Each apartment held a small living room, a kitchen, a bathroom, a small bedroom for the parents, and a smaller bedroom for one or possibly two infants. There was a sofa and a lamp, an icebox and a stove, a large bed and a crib. Daddy put glow-in-the-dark images of five-pointed stars on the headboard of my crib—“decals,” he called them. I liked the glowing stars. The idea was that I would be hypnotized by these stars and would fall into blissful sleep. This might have happened had not my parents spent every other evening playing contract bridge, at full voice, with Helen and Bud Steele in the next room.
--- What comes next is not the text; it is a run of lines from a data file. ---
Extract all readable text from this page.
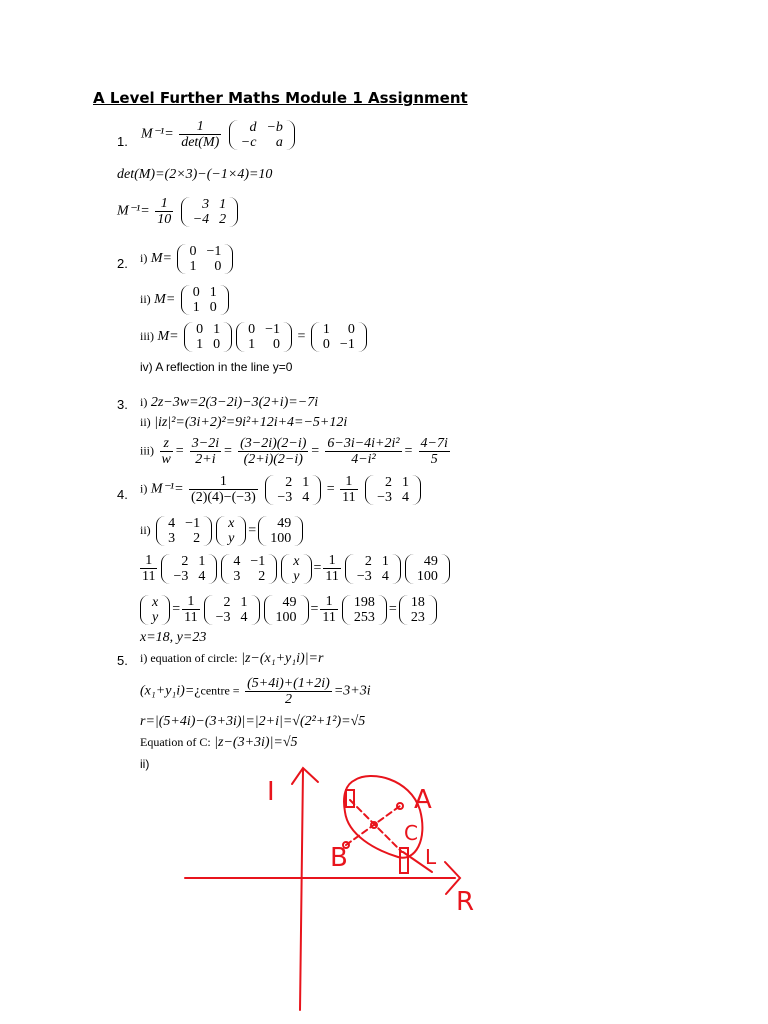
A Level Further Maths Module 1 Assignment
1. $M^{-1}= \frac{1}{\det(M)}$
d	−b
−c	a
det(M)=(2×3)−(−1×4)=10
$M^{-1}= \frac{1}{10}$
3	1
−4	2
2. i) M= 0	−1
1	0
ii) M= 0	1
1	0
iii) M= 0	1
1	0
0	−1
1	0
= 1	0
0	−1
iv) A reflection in the line y=0
3. i) 2z−3w=2(3−2i)−3(2+i)=−7i
ii) |iz|²=(3i+2)²=9i²+12i+4=−5+12i
$iii) \frac{z}{w} = \frac{3-2i}{2+i} = \frac{(3-2i)(2-i)}{(2+i)(2-i)} = \frac{\text{6−3i−4i+2i²}}{\text{4−i²}} = \frac{4-7i}{5}$
4. i) $M^{-1}= \frac{1}{(2)(4)-(-3)}$
2	1
−3	4
= $\frac{1}{11}$
2	1
−3	4
ii) 4	−1
3	2
x
y
= 49
100
$\frac{1}{11} 2$	1
−3	4
4	−1
3	2
x
y
= $\frac{1}{11} 2$	1
−3	4
49
100
x
y
= $\frac{1}{11} 2$	1
−3	4
49
100
= $\frac{1}{11} 198$
253
= 18
23
x=18, y=23
5. i) equation of circle: |z−(x₁+y₁i)|=r
(x₁+y₁i)=¿centre = $\frac{(5+4i)+(1+2i)}{2} =3+3i$
r=|(5+4i)−(3+3i)|=|2+i|=√(2²+1²)=√5
Equation of C: |z−(3+3i)|=√5
ii)
I
R
A
B
C
L
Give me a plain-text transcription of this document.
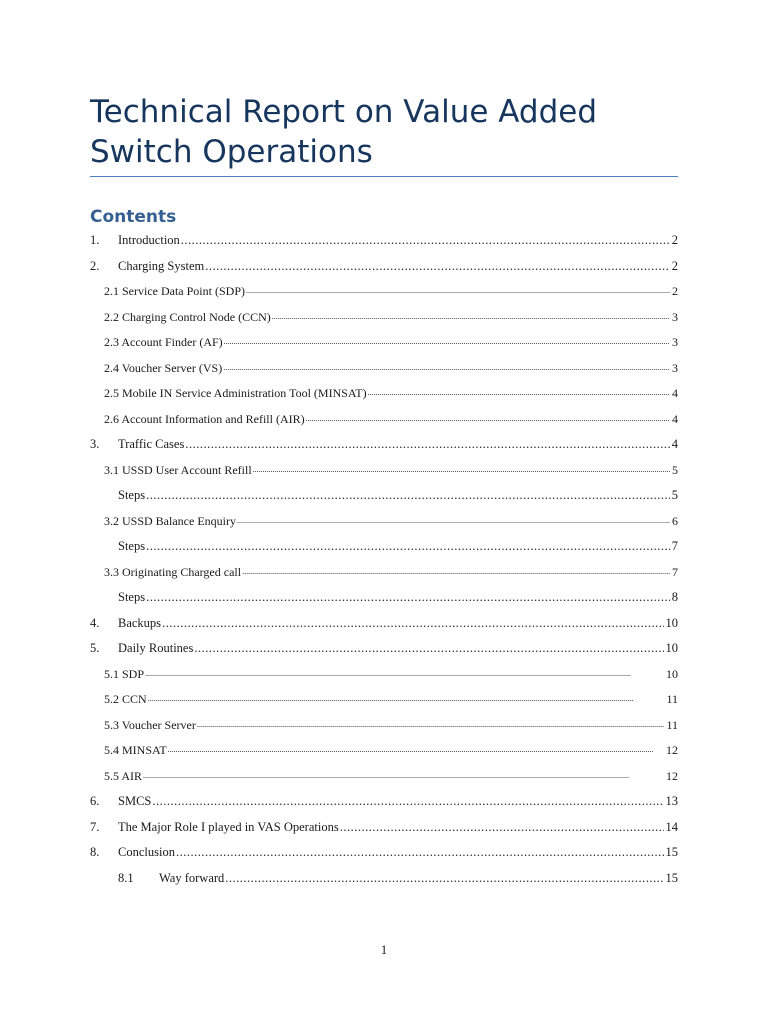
Technical Report on Value Added Switch Operations
Contents
1.	Introduction .....	2
2.	Charging System .....	2
2.1 Service Data Point (SDP) .....	2
2.2 Charging Control Node (CCN) .....	3
2.3 Account Finder (AF) .....	3
2.4 Voucher Server (VS) .....	3
2.5 Mobile IN Service Administration Tool (MINSAT) .....	4
2.6 Account Information and Refill (AIR) .....	4
3.	Traffic Cases .....	4
3.1 USSD User Account Refill .....	5
Steps .....	5
3.2 USSD Balance Enquiry .....	6
Steps .....	7
3.3 Originating Charged call .....	7
Steps .....	8
4.	Backups .....	10
5.	Daily Routines .....	10
5.1 SDP .....	10
5.2 CCN .....	11
5.3 Voucher Server .....	11
5.4 MINSAT .....	12
5.5 AIR .....	12
6.	SMCS .....	13
7.	The Major Role I played in VAS Operations .....	14
8.	Conclusion .....	15
8.1	Way forward .....	15
1
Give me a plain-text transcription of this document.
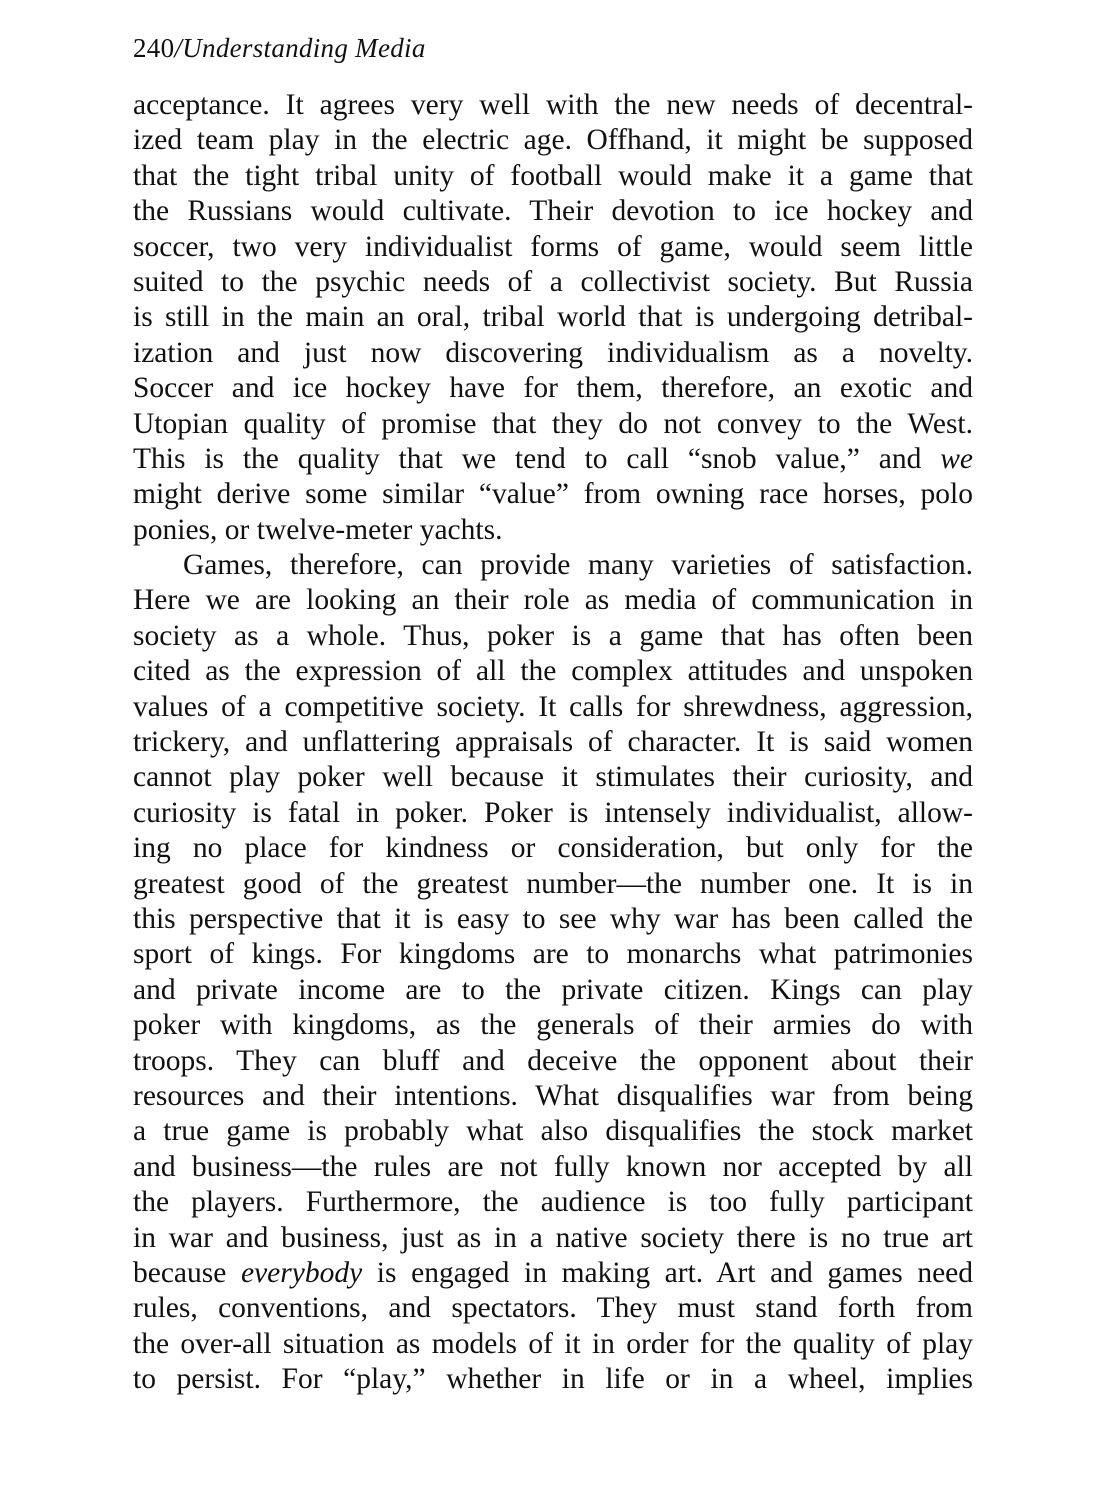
240/Understanding Media
acceptance. It agrees very well with the new needs of decentral-
ized team play in the electric age. Offhand, it might be supposed
that the tight tribal unity of football would make it a game that
the Russians would cultivate. Their devotion to ice hockey and
soccer, two very individualist forms of game, would seem little
suited to the psychic needs of a collectivist society. But Russia
is still in the main an oral, tribal world that is undergoing detribal-
ization and just now discovering individualism as a novelty.
Soccer and ice hockey have for them, therefore, an exotic and
Utopian quality of promise that they do not convey to the West.
This is the quality that we tend to call “snob value,” and we
might derive some similar “value” from owning race horses, polo
ponies, or twelve-meter yachts.
Games, therefore, can provide many varieties of satisfaction.
Here we are looking an their role as media of communication in
society as a whole. Thus, poker is a game that has often been
cited as the expression of all the complex attitudes and unspoken
values of a competitive society. It calls for shrewdness, aggression,
trickery, and unflattering appraisals of character. It is said women
cannot play poker well because it stimulates their curiosity, and
curiosity is fatal in poker. Poker is intensely individualist, allow-
ing no place for kindness or consideration, but only for the
greatest good of the greatest number—the number one. It is in
this perspective that it is easy to see why war has been called the
sport of kings. For kingdoms are to monarchs what patrimonies
and private income are to the private citizen. Kings can play
poker with kingdoms, as the generals of their armies do with
troops. They can bluff and deceive the opponent about their
resources and their intentions. What disqualifies war from being
a true game is probably what also disqualifies the stock market
and business—the rules are not fully known nor accepted by all
the players. Furthermore, the audience is too fully participant
in war and business, just as in a native society there is no true art
because everybody is engaged in making art. Art and games need
rules, conventions, and spectators. They must stand forth from
the over-all situation as models of it in order for the quality of play
to persist. For “play,” whether in life or in a wheel, implies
Even on those nights when the card game was held next door, my ears registered the all-night operations of the Chicago, Burlington, and Quincy Railroad, whose hump yard fanned out just south of the units. Switch engines pushed cars over a hump, where they were cut loose. Each car rolled down a long incline, through a switch, and onto a pre-assigned track to couple with a string of standing cars. The grunt of a diesel engine, the long roll of wheels on steel track, and the bang released by a fifty-ton car smacking into a stationary string of other cars: These mere sounds, not yet cluttered by explanations and rational understanding, held me entranced.
I was not alone in the adventure. My bear, Teddy, huddled in the dark with me and shared the drama. Teddy’s shiny eye caught a glint of light from a streetlamp outside my window. By placing my eye next to his, I could see through that tiny glint into a translenticular world of strange machines crawling over jumbled terrain—an industrial landscape, where mechanical beasts toiled at obscure tasks. This scene—immensely packed into its microscopic sphere—perfectly illustrated the alien sounds from the railyard.
What if I could actually crawl through the glint and descend bodily into that bear’s-eye world? Would I fit in? Would I measure up to that test?
It was a harsh, black-and-white place, lit from high above, almost a lunar landscape. The ground was jagged, all up-and-down, in-and-out, strewn with I knew not what, so the not-exactly-animals but not-quite-machines which ranged over it had to rise and plunge like boats in a sea-storm, requiring huge wheels (or something) to master the chaotic substrate.
How could I find my way in that remote domain?
Teddy is still with me. He sits like a sphinx on my dresser. Between the two of us, we hold the secrets of seventy-five years. Our eyes have frosted over. Ted’s pupil is no longer a gateway to an alternate world. For me, no separate vision remains.
The stark bear’s-eye vision is only a memory—the lingering enigma of an astonishing landscape still waiting to be discovered.